Beef Tinga
Total Time: 2 hrs
Preparation Time: 15 mins
Cook Time: 1 hr 45 mins
Ingredients
- Servings: 4
- 2 lbs beef chuck, cut into 1 1/2-inch cubes
- salt and pepper
- flour, for dredging
- 3 tablespoons corn oil
- 1 lb mexican chorizo sausage, about 1 pound, casings removed (fresh)
- 1 large onion, chopped
- 4 garlic cloves, thinly sliced
- 1/2 tablespoon cumin
- 1/2 tablespoon mexican oregano
- 1/2 tablespoon ground coriander
- 1 (10 ounce) can beef consomme or 1 1/2 cups beef stock
- 1 (14 1/2 ounce) can diced tomatoes or 1 (14 1/2 ounce) can fire-roasted diced tomatoes
- 1 -2 tablespoon pureed chipotle chile in adobo, for a medium to extra-spicy heat level
- 1 tablespoon honey
- flour tortilla, warmed
- lime wedge
- queso fresco, crumbled
- sliced fresh or pickled jalapeno pepper
- thinly sliced red onion
Recipe
- 1 preheat oven to 325°f.
- 2 pat meat dry and season with salt and pepper. dredge pieces in flour.

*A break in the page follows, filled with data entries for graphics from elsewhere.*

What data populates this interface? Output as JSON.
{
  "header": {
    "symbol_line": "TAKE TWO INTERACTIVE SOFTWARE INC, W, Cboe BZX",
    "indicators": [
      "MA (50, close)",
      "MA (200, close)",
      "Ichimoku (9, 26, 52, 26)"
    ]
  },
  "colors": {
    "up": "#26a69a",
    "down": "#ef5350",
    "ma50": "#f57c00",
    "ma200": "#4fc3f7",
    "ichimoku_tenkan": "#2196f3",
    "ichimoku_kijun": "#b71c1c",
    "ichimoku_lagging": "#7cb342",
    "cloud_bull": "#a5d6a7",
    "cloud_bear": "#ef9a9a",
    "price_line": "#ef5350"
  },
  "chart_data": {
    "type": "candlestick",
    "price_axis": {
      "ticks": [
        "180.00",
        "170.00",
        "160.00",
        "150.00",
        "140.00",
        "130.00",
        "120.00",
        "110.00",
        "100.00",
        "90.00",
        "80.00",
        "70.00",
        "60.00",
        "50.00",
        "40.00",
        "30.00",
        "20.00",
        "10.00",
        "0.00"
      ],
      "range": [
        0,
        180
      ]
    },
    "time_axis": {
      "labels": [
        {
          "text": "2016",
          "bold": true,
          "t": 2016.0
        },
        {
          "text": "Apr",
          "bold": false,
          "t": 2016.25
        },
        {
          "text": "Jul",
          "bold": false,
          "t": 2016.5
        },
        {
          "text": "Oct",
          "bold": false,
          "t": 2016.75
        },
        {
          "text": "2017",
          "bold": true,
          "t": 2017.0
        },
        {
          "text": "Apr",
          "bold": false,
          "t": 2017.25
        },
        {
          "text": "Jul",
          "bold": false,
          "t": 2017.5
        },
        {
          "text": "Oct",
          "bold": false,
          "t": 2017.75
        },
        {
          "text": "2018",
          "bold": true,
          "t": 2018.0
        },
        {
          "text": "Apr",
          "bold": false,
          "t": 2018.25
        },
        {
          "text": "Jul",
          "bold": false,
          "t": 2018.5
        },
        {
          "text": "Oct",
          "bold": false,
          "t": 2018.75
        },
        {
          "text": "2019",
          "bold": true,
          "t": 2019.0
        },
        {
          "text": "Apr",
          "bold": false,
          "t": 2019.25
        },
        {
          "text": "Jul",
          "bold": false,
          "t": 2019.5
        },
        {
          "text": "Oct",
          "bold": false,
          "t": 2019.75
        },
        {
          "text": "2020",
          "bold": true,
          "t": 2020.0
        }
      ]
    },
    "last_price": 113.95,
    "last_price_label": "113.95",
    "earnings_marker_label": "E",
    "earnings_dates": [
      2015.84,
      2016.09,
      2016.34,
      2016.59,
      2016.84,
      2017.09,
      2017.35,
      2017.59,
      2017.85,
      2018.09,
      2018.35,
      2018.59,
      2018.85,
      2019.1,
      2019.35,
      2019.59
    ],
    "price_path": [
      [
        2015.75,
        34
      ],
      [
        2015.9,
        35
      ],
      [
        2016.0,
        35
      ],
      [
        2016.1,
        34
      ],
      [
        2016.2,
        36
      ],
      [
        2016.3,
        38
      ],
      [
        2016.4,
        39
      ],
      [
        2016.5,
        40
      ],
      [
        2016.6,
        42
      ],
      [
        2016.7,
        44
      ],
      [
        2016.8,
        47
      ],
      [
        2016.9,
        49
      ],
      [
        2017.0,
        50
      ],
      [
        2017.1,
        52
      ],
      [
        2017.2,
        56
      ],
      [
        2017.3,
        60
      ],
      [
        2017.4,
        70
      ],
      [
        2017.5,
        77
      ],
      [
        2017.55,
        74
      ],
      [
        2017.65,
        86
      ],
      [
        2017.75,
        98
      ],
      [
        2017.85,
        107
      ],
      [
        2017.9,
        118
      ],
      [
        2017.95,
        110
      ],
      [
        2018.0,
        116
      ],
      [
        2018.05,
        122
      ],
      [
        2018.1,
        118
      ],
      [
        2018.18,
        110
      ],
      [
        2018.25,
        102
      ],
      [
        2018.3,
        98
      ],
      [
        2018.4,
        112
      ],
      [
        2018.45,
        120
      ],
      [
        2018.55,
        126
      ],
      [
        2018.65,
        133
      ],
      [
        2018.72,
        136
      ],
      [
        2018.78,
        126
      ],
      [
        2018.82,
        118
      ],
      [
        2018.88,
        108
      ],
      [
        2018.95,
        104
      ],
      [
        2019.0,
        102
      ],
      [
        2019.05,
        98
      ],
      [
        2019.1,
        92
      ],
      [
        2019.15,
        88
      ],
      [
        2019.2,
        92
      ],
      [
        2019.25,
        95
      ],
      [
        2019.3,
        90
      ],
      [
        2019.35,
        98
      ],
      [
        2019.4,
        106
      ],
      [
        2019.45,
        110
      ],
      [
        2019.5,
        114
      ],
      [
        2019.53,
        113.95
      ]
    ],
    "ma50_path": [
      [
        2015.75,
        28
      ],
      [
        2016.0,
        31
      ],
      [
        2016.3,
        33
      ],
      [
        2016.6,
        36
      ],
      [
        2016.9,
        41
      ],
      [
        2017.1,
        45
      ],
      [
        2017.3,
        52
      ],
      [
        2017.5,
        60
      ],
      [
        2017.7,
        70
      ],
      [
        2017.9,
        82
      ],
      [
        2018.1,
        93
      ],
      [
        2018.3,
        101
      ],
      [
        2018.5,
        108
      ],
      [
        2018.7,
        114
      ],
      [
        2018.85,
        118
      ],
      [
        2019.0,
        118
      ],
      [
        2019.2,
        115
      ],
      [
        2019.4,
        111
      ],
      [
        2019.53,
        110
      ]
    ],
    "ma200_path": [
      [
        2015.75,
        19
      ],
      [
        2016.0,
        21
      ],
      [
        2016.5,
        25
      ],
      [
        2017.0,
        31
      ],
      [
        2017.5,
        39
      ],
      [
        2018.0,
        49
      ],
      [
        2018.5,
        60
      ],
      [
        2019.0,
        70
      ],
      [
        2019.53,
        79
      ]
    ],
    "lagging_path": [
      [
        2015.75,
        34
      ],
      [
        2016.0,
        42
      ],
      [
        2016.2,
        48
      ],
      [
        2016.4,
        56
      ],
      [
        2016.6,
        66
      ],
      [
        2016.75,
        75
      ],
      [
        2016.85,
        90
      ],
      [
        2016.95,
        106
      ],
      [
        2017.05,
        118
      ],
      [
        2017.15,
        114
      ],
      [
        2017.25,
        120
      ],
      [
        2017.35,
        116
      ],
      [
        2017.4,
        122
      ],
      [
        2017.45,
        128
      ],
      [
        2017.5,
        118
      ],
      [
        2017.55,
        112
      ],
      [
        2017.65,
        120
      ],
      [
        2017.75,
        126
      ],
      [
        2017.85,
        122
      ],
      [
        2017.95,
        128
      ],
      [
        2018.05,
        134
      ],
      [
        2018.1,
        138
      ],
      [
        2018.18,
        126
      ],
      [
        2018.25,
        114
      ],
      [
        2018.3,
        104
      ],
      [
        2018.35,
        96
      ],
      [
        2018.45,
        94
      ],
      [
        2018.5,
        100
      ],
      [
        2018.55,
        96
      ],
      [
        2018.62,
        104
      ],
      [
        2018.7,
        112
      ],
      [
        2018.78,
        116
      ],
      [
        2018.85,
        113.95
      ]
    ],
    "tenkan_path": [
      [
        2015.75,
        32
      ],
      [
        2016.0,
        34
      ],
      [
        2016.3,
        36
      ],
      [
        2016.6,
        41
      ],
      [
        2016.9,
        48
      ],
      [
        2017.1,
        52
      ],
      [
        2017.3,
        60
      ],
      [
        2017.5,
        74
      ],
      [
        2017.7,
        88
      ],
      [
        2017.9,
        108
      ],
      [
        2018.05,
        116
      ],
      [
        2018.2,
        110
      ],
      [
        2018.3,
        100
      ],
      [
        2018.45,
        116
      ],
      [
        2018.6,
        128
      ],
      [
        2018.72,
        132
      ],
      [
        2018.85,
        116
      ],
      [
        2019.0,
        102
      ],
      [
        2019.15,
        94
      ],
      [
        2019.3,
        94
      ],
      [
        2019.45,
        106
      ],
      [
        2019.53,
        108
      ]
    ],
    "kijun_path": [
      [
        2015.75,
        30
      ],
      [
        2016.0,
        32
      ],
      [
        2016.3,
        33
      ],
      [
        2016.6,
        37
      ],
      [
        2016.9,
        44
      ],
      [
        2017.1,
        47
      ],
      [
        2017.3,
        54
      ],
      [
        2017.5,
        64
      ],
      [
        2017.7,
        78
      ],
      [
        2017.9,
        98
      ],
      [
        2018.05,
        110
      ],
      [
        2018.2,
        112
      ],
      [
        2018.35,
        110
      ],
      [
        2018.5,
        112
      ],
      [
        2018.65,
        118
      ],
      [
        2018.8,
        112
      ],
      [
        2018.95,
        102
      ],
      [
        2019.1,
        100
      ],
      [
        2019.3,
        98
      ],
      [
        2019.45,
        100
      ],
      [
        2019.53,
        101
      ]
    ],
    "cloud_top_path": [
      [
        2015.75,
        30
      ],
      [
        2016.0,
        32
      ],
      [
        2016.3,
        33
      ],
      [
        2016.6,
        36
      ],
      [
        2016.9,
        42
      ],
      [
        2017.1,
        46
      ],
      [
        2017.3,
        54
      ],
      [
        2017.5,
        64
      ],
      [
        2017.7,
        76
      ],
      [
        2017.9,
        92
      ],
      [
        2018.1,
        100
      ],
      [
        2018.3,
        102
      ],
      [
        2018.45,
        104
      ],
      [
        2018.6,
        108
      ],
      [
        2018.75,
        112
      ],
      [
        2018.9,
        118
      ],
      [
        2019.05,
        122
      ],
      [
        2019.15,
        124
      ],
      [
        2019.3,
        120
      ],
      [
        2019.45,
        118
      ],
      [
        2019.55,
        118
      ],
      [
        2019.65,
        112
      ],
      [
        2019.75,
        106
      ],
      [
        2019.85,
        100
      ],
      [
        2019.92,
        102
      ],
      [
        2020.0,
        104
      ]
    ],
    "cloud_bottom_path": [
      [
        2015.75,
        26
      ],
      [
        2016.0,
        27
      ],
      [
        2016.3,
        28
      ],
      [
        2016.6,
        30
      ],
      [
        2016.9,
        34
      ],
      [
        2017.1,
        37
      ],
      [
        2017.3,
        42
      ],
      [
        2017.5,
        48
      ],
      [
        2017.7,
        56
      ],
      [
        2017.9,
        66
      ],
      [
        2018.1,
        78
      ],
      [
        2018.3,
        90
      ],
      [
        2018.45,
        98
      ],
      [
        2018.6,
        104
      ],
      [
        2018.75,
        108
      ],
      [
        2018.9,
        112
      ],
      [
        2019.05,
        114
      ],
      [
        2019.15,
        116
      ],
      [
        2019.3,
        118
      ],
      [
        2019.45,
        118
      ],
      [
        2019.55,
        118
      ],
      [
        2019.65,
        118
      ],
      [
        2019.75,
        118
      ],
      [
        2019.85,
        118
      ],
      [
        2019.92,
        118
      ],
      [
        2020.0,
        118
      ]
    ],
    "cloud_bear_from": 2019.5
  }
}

- 3 heat a large dutch oven over medium-high heat with the oil. add meat and brown in batches until very brown; remove to a plate, add chorizo and brown. add onions, garlic, cumin, oregano, coriander and let onions soften a few minutes. add in stock, tomatoes, chipotle purée, honey and reserved meat to the pot. bring to a boil and transfer to oven. cook 1 1/2 hours, until very tender.
- 4 serve in shallow bowls with tortillas, lime wedges, queso fresco, jalapeños and onions alongside.